With the previous articles in this series, you will have created a 3 node k3s cluster running on RPis. But how do you know it's working? How do you know that a node is struggling? Or even worse, down? Monitoring has been crucial for the health of my cluster pointing out the pain points where improvements were needed. Today I will work through how I did it so you can follow along with your own cluster

Part 1: Introduction
Part 2: The Foundations
Part 3: Storage
Part 4: Monitoring
Part 5: Security

Node-Exporter

The first critical piece of the puzzle is a way of being able to export crucial health information about each node. Node-Exporter is a brilliant utility you can install as a service and leave running which has the ability to export in a format for Prometheus to pick up. You want to do this for each of the nodes in your cluster.

First, you need to download and extract it.

$ curl -SL https://github.com/prometheus/node_exporter/releases/download/v1.0.1/node_exporter-1.0.1.linux-armv7.tar.gz > node_exporter.tar.gz && sudo tar -xvf node_exporter.tar.gz -C /usr/local/bin/ --strip-components=1

Once we have it, we need to set it up as a systemd service to ensure it restarts after a reboot. Create a file /etc/systemd/system/nodeexporter.service :

[Unit]
Description=NodeExporter
[Service]
TimeoutStartSec=0
ExecStart=/usr/local/bin/node_exporter
[Install]
WantedBy=multi-user.target

Then you need to register it:

$ sudo systemctl daemon-reload \
&& sudo systemctl enable nodeexporter \
&& sudo systemctl start nodeexporter

Prometheus

We now need to configure and deploy Prometheus to our cluster. Thankfully, this is as simple as a single file.

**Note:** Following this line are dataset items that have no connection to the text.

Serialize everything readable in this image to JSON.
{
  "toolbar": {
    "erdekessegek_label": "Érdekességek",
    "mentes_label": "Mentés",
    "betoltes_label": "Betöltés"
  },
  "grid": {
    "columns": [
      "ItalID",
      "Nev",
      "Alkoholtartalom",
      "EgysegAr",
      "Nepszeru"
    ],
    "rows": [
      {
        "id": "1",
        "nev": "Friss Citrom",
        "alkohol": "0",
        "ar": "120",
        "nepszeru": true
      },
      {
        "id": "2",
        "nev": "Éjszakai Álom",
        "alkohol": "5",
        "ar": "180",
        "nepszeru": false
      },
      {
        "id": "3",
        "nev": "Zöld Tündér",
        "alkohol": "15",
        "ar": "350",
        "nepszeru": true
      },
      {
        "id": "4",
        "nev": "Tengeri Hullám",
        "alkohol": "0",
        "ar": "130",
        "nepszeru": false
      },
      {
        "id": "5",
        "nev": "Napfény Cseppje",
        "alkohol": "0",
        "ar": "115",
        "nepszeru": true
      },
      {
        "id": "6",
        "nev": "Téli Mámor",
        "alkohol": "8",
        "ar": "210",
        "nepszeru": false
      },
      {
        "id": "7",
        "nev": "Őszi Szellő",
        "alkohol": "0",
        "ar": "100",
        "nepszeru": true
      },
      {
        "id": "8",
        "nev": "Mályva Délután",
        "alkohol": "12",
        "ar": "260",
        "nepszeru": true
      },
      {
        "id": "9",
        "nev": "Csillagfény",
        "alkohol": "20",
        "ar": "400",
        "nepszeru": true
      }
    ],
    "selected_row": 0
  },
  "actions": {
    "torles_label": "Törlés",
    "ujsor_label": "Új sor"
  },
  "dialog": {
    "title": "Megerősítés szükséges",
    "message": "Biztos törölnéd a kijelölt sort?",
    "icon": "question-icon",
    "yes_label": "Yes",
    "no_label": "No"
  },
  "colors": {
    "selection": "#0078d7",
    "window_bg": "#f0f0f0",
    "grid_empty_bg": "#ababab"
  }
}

Create prometheus.yaml as below:

apiVersion: v1
kind: Namespace
metadata:
name: monitoring
labels:
app: prometheus
---
apiVersion: v1
kind: ConfigMap
metadata:
name: prometheus-config
namespace: monitoring
data:
prometheus.yaml: |
global:
scrape_interval: 15s
external_labels:
monitor: 'k3s-monitor'
scrape_configs:
- job_name: 'prometheus'
scrape_interval: 5s
static_configs:
- targets: ['localhost:9090']
- job_name: 'K3S'
static_configs:
- targets: ['k3s-master:9100', 'k3s-node1:9100', 'k3s-node2:9100']
---
apiVersion: apps/v1
kind: Deployment
metadata:
name: prometheus-deployment
namespace: monitoring
labels:
app: prometheus
spec:
replicas: 1
selector:
matchLabels:
app: prometheus
template:
metadata:
labels:
app: prometheus
spec:
containers:
- name: prometheus
image: prom/prometheus
volumeMounts:
- name: config-volume
mountPath: /etc/prometheus/prometheus.yml
subPath: prometheus.yaml
ports:
- containerPort: 9090
volumes:
- name: config-volume
configMap:
name: prometheus-config
---
kind: Service
apiVersion: v1
metadata:
namespace: monitoring
name: prometheus-service
spec:
selector:
app: prometheus
ports:
- name: promui
protocol: TCP
port: 9090
targetPort: 9090

Apply this in the usual way

$ sudo kubectl apply -f prometheus.yaml

This sets up our scrape config for Prometheus and deploys it into our cluster in the monitoring namespace. We create a service for other pods in the cluster to be able to access it, but we don't give it a load balancer or ingress route because we explicitly do not want to expose it outside our cluster. Check it is up and running with the following command

$ sudo kubectl get pods -n monitoring

If all has been successful, you will get output like the one below

Successfully running prometheus

Now we have something collating all our data, we need something to be able to display it.

Grafana

Grafana is the perfect tool for being able to visualize all this data within our cluster. It has support for Prometheus, and lots of community created dashboards for a lot of the standard monitoring you are going to want to be doing.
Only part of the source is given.